When were you arrested?
I said we would continue to struggle until we had democracy. We had a group of 30 Senators called the G-30. The G-30 was determined to actualise the mandate on the floor of the Senate. Suddenly, Abacha came and General Oladipupo Diya and Babagana Kingibe were also running around. Diya was one of the most respected and credible military officers then, and he later approached us that there might be a change in government. Abiola was around. General Chris Alli met us and said there would be a change of government, which would be in favour of June 12, because they were tired of the shenanigans of the ING. That night, Abacha changed the government. He outsmarted everybody.
They met with me, Dele Alake, Segun Babatope and Doyin Abiola. We were asked to write the terms and conditions, which they would broadcast after a change of government. We wrote it and gave it to Diya. They are all alive.
On the night the government was to be changed, Abacha outsmarted everyone and installed himself. These people I mentioned are all alive to testify to what I have said. I can say categorically that I was even called to leave my office because, as they claimed, that night was a dangerous night for them and that everyone’s life might be in danger. Abiola was told not to sleep at home until the broadcast had been made. We were all fooled! Big time deception.
When we heard the broadcast the next day, there was no mention of June 12 and no proclamation of Abiola. I was mad but was still determined. I rushed to Diya and he was still saying that there was no problem and that they were planning to announce the cabinet containing eminent June 12 people. Abiola said what? I said no, announce Abiola’s victory.

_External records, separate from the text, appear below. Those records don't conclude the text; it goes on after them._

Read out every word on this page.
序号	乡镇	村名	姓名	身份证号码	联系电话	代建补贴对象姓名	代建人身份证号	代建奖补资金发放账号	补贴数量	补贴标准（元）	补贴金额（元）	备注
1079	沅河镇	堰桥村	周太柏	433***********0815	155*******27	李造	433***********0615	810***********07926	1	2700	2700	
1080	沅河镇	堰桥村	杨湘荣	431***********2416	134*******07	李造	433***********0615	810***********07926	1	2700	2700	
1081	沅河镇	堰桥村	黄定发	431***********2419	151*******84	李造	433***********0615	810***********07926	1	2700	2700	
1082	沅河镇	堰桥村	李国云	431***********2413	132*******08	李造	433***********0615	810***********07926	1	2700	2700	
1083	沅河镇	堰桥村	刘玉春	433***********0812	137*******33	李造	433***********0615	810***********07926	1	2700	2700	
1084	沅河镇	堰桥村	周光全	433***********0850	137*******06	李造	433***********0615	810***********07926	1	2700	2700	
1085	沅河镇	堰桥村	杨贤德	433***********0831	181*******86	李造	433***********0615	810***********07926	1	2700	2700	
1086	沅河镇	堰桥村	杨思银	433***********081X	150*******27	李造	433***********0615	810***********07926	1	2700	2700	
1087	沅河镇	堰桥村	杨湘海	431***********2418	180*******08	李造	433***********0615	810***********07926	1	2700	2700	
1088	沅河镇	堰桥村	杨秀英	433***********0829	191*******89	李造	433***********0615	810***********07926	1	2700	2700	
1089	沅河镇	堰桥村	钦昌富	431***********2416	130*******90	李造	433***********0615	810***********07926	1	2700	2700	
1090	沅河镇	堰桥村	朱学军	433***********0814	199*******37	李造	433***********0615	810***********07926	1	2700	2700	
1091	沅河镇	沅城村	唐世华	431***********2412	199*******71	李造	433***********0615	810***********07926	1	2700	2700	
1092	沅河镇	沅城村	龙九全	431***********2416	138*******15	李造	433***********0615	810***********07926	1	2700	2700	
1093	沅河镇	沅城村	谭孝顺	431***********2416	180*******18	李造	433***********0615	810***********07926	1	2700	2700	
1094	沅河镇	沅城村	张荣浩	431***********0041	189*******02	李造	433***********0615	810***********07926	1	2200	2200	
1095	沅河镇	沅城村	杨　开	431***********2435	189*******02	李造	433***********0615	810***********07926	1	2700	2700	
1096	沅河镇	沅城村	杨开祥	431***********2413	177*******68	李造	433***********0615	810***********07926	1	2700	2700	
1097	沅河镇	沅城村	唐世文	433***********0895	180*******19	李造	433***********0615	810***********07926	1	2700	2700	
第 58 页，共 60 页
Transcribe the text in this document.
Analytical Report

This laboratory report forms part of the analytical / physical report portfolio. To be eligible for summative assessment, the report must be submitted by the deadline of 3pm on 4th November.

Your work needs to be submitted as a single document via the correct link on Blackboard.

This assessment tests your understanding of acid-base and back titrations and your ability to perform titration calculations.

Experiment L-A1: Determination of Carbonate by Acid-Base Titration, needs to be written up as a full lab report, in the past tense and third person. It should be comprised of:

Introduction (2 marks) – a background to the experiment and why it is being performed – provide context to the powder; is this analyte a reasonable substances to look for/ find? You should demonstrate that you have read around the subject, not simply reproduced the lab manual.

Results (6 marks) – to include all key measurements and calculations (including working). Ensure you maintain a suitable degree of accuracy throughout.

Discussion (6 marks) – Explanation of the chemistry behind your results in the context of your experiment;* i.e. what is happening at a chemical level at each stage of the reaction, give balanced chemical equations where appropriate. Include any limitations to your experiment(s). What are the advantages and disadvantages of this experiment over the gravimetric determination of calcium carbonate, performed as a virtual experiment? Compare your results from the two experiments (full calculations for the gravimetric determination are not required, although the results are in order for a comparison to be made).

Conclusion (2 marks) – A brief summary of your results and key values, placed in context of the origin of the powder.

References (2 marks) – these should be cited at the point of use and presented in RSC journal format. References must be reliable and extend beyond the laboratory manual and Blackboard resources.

Diya told me that I didn’t know the military and that things were not done like that in the military. But I insisted that it was deception. I said I know the military. I called Okadigbo to my office in Lagos and I put the plan before him that we had to confront the military and we had to declare Abacha himself illegal. I got members of our group together; we wrote the script declaring Abacha’s government illegal. Since we could not get to the National Assembly, we opted to hold our session at the Tafawa Balewa Square. We had gotten Dele Alake to be the media coordinator. We told him to get CNN and other foreign media ready. I put the coat of arms on a rod! That was the mace. We created our mace.
We reconvened the Senate here in Lagos and declared Abacha illegal before the international media and others. My colleagues had scattered. After we assembled and drafted the resolution, they still didn’t know where we would hold the session. I told them to relax, this is Lagos. After the broadcast, everybody took off, because the SSS and other security agents were combing everywhere for us. I went underground, using the 090 mobile phones.
I was still granting press interviews to foreign media. The military people were mad. I became a thorn in their flesh and they arrested some of my colleagues, including Abu Ibrahim, the late Polycarp Nwite, Ameh Ebute, and Okoroafor. I was still underground, holding press conferences. The military declared me wanted.
Suddenly they granted bail to the arrested senators. I thought I would be a beneficiary, but I was not. Then, there was a manhunt for me by the police and the SSS. Meanwhile, my late uncle, K.O Tinubu, and the present Oba of Lagos, Oba Akiolu, who was then a police officer, were pressuring me to disclose where I was. My uncle called to ask where exactly I was. I did not disclose my whereabouts. I told Akiolu that even though he is my relative, I would still not tell him where I was since he was a police officer! He said: ‘Ha!’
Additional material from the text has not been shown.